Förderungen und Zuschüsse für Wärmepumpen
Ab 2026 können Nutzer beim Einbau von Wärmepumpen – sowohl bei Neubauten als auch beim Austausch alter Anlagen – Förderungen von bis zu 70% der Kosten erhalten. Staatliche Programme, darunter zinsgünstige Darlehen und direkte Zuschüsse, unterstützen gezielt die Umstellung auf energieeffiziente Heiztechnik.

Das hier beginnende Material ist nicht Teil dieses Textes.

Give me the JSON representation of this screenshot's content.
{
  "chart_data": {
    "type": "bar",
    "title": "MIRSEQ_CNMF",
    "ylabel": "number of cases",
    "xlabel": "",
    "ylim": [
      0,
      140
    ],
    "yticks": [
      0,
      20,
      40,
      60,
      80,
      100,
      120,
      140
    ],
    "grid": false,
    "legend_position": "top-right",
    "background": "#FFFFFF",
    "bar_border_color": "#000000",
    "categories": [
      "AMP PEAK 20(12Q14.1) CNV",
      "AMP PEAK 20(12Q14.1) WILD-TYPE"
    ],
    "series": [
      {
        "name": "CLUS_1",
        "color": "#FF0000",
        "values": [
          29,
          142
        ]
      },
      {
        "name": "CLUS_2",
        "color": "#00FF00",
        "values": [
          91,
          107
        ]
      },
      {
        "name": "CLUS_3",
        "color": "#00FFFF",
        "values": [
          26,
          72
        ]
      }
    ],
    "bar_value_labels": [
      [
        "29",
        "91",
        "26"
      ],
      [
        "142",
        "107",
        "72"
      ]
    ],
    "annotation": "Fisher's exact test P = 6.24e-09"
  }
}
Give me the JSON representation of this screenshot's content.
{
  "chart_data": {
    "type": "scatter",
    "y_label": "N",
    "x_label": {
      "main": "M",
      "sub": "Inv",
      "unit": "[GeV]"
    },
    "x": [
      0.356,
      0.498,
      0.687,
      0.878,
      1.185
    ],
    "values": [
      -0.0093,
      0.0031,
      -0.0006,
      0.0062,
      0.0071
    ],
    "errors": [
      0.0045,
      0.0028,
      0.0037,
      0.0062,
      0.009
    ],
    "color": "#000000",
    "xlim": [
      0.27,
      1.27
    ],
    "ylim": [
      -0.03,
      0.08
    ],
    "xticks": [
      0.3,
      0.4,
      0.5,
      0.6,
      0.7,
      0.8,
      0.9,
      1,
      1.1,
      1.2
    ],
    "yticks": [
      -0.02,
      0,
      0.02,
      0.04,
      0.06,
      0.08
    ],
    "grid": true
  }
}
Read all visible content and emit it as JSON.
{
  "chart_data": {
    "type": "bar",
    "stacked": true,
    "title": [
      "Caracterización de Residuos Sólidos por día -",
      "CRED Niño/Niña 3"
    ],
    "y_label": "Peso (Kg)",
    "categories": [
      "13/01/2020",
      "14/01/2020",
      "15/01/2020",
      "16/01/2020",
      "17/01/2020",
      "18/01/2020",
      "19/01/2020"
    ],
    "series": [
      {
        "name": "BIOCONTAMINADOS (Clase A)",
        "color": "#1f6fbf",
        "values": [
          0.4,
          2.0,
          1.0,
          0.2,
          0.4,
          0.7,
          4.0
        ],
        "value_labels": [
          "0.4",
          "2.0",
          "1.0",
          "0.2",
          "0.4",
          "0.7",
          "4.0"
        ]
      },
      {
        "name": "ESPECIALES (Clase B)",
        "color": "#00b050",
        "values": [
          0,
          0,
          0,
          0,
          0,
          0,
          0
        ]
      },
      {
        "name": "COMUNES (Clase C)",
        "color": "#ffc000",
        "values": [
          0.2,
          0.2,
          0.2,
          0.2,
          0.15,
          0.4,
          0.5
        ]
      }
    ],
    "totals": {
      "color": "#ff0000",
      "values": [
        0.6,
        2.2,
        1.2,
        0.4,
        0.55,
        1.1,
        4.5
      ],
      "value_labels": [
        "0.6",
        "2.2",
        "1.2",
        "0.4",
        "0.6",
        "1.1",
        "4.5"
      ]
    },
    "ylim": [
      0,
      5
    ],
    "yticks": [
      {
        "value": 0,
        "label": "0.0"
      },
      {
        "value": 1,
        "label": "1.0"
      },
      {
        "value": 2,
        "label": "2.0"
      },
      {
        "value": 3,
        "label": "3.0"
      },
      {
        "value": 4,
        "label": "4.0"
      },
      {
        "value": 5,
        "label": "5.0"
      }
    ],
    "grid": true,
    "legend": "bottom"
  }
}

Welche Zuschüsse sind ab 2026 verfügbar?
1
Basisförderung
30% der Investitionskosten für eine neue Wärmepumpe, die die Anforderungen des Gesetzes über die Energieeffizienz von Gebäuden (GEG) erfüllt.
2
Effizienzbonus
Zusätzliche 5% bei Verwendung natürlicher Kältemittel oder von Wärme aus Erdreich, Wasser oder Abwasser.
3
Energetische Sanierungsprämie
20% sind für Eigentümer/Mieter bei der Erneuerung von Heizsystemen vorgesehen, die älter als 20 Jahre sind.
4
Einkommensabhängiger Bonus
Zusätzliche 30% für Eigentümer-Bewohner mit einem jährlichen zu versteuernden Einkommen bis 40.000 €.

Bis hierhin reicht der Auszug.